Interpretação do BI-RADS 3 
 
Autor: Dra. Daniela Stanzani
 
 
No Fleury, todo laudo radiológico referente à mama, seja ele de mamografia, ultra-sonografia ou ressonância magnética, utiliza o sistema de padronização BI-RADS (Breast Imaging and Reporting Data System, ou Sistema de Dados de Relatório e Imagenologia Mamária).
 
O BI-RADS foi criado pelo Colégio Americano de Radiologia na década de 90, inicialmente apenas para mamografia, com o objetivo de uniformizar o laudo médico, padronizar os termos empregados, estabelecer categorias de avaliação final e sugerir condutas apropriadas para cada uma delas. A partir da segunda metade dessa década, a conduta tornou-se obrigatória, por lei federal, nos Estados Unidos. No Brasil, embora não seja obrigatório, o BI-RADS vem sendo cada vez mais utilizado. Em 2003 uma nova edição do BI-RADS foi lançada englobando também laudos de ultra-sonografia mamária e ressonância magnética.
 
Classificação:
 
O BI-RADS varia de 0 a 6, como segue:
0 = exame inconclusivo. Aquele cujo diagnóstico ainda não foi possível fazer com as incidências realizadas. O exemplo clássico é o de uma mamografia em que exista um nódulo. Neste caso o BI-RADS será 0 e a conduta é sugerir um ultra-som de mamas para avaliar a natureza do nódulo (cístico ou sólido);
1 = exame normal;
2 = achados benignos, como calcificações, linfonodos intramamários, cistos, etc;
3 = achados provavelmente benignos;
4 = achados suspeitos;
5 = achados altamente suspeitos;
6 = corresponde a um tumor já conhecido que está sendo melhor estudado ou reavaliado..

BI-RADS 3
As alterações na categoria 3 são aquelas com baixa probabilidade de serem malignas. Para esse tipo de lesão, quase que certamente benignas, considera-se necessário apenas um controle em seis meses, ao invés de biópsia por agulha ou cirúrgica.

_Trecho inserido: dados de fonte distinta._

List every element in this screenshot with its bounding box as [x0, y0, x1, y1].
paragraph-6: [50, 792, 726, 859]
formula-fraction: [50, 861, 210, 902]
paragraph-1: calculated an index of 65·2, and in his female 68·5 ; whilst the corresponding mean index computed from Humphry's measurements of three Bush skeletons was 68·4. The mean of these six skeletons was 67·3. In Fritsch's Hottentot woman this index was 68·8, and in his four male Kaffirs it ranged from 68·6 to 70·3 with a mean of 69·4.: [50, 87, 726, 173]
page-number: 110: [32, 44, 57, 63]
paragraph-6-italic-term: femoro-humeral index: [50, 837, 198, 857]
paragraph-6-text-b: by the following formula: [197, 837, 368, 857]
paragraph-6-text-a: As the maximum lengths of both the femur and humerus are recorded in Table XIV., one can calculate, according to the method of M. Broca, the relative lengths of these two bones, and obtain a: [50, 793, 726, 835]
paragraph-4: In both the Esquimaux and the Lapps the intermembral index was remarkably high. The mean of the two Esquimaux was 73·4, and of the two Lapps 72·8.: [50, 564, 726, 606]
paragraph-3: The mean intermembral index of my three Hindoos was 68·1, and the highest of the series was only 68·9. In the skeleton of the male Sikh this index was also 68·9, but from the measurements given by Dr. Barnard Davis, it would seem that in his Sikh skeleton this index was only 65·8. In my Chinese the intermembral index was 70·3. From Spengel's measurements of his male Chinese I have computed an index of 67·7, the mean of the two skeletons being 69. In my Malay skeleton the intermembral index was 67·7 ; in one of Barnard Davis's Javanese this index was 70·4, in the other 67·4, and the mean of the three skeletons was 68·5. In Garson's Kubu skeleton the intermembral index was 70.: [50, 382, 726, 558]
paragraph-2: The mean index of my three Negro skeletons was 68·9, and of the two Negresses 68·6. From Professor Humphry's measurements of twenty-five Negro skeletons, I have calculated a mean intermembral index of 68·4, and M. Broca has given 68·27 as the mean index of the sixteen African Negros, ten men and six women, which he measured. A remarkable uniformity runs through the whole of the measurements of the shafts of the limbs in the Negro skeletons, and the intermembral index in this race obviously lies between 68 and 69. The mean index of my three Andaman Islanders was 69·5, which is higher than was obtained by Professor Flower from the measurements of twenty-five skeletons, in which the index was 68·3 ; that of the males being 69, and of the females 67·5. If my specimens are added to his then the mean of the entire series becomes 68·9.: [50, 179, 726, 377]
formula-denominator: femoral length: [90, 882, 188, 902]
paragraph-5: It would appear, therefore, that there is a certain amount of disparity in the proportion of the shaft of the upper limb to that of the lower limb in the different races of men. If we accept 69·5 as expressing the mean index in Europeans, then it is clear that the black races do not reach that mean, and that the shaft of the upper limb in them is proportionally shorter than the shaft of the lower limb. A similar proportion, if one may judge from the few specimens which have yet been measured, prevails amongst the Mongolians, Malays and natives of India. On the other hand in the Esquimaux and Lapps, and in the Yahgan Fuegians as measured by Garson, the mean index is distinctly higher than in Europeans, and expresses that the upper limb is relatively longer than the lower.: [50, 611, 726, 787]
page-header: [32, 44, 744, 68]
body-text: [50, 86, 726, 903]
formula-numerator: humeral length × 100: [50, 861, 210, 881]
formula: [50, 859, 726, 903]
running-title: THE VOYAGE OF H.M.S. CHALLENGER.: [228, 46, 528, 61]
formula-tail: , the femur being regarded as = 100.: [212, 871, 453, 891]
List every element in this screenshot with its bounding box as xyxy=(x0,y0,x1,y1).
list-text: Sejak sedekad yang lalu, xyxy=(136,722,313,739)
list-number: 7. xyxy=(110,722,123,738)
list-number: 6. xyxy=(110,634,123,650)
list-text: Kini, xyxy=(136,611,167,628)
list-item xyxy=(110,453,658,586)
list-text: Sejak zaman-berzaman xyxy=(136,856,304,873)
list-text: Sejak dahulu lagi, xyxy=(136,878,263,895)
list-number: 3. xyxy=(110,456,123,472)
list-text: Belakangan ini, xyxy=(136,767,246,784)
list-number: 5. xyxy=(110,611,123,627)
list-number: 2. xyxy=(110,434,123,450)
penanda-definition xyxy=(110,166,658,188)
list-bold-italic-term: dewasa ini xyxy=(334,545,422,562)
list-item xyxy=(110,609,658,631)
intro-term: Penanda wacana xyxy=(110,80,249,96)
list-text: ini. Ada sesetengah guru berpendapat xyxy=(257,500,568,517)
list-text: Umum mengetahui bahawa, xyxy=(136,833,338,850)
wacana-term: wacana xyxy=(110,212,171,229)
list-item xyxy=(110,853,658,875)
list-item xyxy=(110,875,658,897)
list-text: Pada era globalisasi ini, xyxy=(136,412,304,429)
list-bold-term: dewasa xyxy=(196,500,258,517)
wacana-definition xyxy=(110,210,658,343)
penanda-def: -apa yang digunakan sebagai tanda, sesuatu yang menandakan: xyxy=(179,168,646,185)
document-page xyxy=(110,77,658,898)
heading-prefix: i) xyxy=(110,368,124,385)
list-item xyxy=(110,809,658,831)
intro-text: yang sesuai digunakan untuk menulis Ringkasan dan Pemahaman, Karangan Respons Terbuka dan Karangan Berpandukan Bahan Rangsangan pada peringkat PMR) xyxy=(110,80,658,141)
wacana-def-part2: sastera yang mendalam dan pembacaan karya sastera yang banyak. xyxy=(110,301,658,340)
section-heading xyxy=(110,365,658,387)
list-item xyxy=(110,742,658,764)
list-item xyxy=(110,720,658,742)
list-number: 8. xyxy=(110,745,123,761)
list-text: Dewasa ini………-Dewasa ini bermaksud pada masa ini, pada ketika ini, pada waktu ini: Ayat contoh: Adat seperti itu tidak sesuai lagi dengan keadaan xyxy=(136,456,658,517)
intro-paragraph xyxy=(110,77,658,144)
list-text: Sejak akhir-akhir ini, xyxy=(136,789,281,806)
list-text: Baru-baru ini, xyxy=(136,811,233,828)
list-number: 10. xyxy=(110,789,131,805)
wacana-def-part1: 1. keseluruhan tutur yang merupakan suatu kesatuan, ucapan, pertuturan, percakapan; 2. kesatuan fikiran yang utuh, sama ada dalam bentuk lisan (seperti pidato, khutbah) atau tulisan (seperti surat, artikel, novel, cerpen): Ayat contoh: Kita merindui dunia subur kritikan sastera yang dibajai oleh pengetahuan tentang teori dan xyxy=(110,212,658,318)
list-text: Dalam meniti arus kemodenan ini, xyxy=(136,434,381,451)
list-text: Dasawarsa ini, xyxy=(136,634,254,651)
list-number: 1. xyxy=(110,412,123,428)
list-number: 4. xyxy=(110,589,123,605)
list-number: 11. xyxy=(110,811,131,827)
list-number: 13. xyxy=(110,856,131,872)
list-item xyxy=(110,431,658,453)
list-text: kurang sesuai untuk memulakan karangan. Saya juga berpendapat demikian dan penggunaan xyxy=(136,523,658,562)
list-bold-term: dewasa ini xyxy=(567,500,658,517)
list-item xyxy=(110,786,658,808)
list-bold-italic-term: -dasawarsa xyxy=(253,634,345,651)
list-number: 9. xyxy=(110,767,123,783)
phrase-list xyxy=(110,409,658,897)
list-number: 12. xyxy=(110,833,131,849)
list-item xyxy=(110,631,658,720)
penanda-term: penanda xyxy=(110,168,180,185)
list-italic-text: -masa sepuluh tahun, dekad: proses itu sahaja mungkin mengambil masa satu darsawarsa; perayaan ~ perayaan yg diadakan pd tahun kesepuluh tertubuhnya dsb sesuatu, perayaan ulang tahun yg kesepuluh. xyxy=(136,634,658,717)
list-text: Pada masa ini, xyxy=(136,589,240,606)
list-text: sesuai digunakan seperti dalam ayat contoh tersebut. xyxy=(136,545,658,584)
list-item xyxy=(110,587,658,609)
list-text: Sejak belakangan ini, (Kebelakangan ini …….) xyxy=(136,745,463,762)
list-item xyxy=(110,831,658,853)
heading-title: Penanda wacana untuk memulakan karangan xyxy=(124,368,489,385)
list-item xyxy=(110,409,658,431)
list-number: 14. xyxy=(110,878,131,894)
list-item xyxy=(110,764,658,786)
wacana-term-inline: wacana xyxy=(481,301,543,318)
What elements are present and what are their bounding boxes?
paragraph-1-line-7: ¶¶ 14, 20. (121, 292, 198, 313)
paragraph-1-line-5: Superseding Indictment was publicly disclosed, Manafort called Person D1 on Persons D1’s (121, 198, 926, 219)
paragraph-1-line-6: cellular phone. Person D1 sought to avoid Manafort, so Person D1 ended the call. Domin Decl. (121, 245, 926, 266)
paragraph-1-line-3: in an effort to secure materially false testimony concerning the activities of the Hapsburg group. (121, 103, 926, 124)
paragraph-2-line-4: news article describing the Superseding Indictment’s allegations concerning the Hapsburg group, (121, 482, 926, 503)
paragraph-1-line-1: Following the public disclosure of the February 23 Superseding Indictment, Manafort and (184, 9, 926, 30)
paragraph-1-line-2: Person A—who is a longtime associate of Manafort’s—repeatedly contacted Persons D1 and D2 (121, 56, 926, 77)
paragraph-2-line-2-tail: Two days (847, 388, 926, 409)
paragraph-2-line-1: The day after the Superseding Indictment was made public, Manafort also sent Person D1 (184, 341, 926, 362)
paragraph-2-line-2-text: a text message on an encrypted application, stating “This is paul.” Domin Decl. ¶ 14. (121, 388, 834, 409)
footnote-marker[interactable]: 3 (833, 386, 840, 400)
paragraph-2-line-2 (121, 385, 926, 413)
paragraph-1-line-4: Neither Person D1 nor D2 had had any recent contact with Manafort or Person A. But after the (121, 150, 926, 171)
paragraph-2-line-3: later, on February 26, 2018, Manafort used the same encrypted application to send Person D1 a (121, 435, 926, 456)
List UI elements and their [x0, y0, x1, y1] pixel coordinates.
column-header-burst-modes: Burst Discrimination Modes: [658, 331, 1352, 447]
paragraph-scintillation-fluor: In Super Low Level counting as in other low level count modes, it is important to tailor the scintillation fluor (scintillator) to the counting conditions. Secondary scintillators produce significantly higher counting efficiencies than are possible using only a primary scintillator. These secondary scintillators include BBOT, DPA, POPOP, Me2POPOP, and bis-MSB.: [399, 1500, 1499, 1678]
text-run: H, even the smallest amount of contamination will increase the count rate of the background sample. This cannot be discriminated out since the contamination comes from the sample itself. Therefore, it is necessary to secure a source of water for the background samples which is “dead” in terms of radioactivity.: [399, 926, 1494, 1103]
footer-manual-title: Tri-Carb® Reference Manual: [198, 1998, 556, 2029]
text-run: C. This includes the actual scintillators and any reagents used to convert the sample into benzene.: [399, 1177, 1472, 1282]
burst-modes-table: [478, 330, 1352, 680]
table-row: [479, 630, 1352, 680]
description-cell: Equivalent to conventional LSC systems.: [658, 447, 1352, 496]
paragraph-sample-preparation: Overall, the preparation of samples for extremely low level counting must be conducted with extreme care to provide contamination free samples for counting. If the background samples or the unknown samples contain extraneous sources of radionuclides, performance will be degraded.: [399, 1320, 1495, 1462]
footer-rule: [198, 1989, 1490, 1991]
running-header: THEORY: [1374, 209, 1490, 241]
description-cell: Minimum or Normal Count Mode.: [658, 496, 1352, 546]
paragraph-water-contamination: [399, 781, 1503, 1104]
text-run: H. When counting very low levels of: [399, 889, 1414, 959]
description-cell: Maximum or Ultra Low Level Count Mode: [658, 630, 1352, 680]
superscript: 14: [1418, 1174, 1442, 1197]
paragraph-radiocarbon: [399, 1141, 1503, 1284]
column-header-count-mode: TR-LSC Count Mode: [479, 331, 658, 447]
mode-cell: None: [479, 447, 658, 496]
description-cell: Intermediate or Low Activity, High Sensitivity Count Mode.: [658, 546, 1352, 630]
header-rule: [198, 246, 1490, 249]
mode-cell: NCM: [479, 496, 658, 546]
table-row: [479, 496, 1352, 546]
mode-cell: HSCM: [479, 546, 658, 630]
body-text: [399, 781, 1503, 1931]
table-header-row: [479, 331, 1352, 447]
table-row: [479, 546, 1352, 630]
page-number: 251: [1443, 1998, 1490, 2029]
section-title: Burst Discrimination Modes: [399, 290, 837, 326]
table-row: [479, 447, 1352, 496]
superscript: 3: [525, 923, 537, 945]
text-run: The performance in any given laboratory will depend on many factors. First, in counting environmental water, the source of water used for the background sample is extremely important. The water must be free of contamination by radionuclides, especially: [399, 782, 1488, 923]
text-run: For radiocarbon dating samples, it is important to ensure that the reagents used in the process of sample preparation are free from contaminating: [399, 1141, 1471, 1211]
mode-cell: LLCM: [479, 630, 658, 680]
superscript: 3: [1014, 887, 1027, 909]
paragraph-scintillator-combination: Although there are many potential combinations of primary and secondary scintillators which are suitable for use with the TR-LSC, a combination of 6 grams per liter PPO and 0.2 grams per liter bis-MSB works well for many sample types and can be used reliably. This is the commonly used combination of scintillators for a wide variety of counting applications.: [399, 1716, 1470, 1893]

Essas afirmações são comprovadas por dois grandes estudos longitudinais, prospectivos, envolvendo mais de 80 mil mamografias realizados na Universidade da Califórnia de São Francisco (UCSF) e no Hospital Pereira Rosell em Montevideo, Uruguai. Esses estudos mostraram que a freqüência de cânceres em lesões provavelmente benignas é inferior a 2%. Numa revisão mais recente do Hospital Pereira Rossell esse número foi de 0,4%.
As lesões consideradas como provavelmente benignas são as seguintes:
a) nódulos sólidos circunscritos não calcificados;
b) agrupamento de microcalcificações redondas ou ovais e distribuídas de maneira circular;
c) densidade assimétrica focal, sem calcificações ou distorção de arquitetura associadas;
d) ducto único dilatado, sem descarga papilar evidente;
e) calcificações sugestivas de processo inicial de esteatonecrose em pacientes submetidos a intervenção cirúrgica recente;
f) múltiplos achados similares (geralmente nódulos circunscritos ou calcificações), especialmente quando distribuídos por ambas as mamas. 
Seguimento
 
O protocolo de seguimento:
Para mamografia: a indicação prevalente é de controle ipsilateral em seis meses. Novo exame deve ser realizado após seis meses, desta vez bilateral, como rotina para a mama contralateral. A partir daí, seguimento anual de um a três anos para avaliação da estabilidade a longo prazo.
Para ultra-sonografia: controle em seis, 12, 24 e 36 meses.

Conclusão
O sistema BI-RADS tem sido efetivo na categorização e seguimento das lesões mamárias encontradas em métodos de imagem. A categoria 3, atualmente bem definida, e cujo valor preditivo positivo caiu de 2 para 0,4%, oferece segurança suficiente para médicos e pacientes, evitando biópsias desnecessárias, seus custos e complicações.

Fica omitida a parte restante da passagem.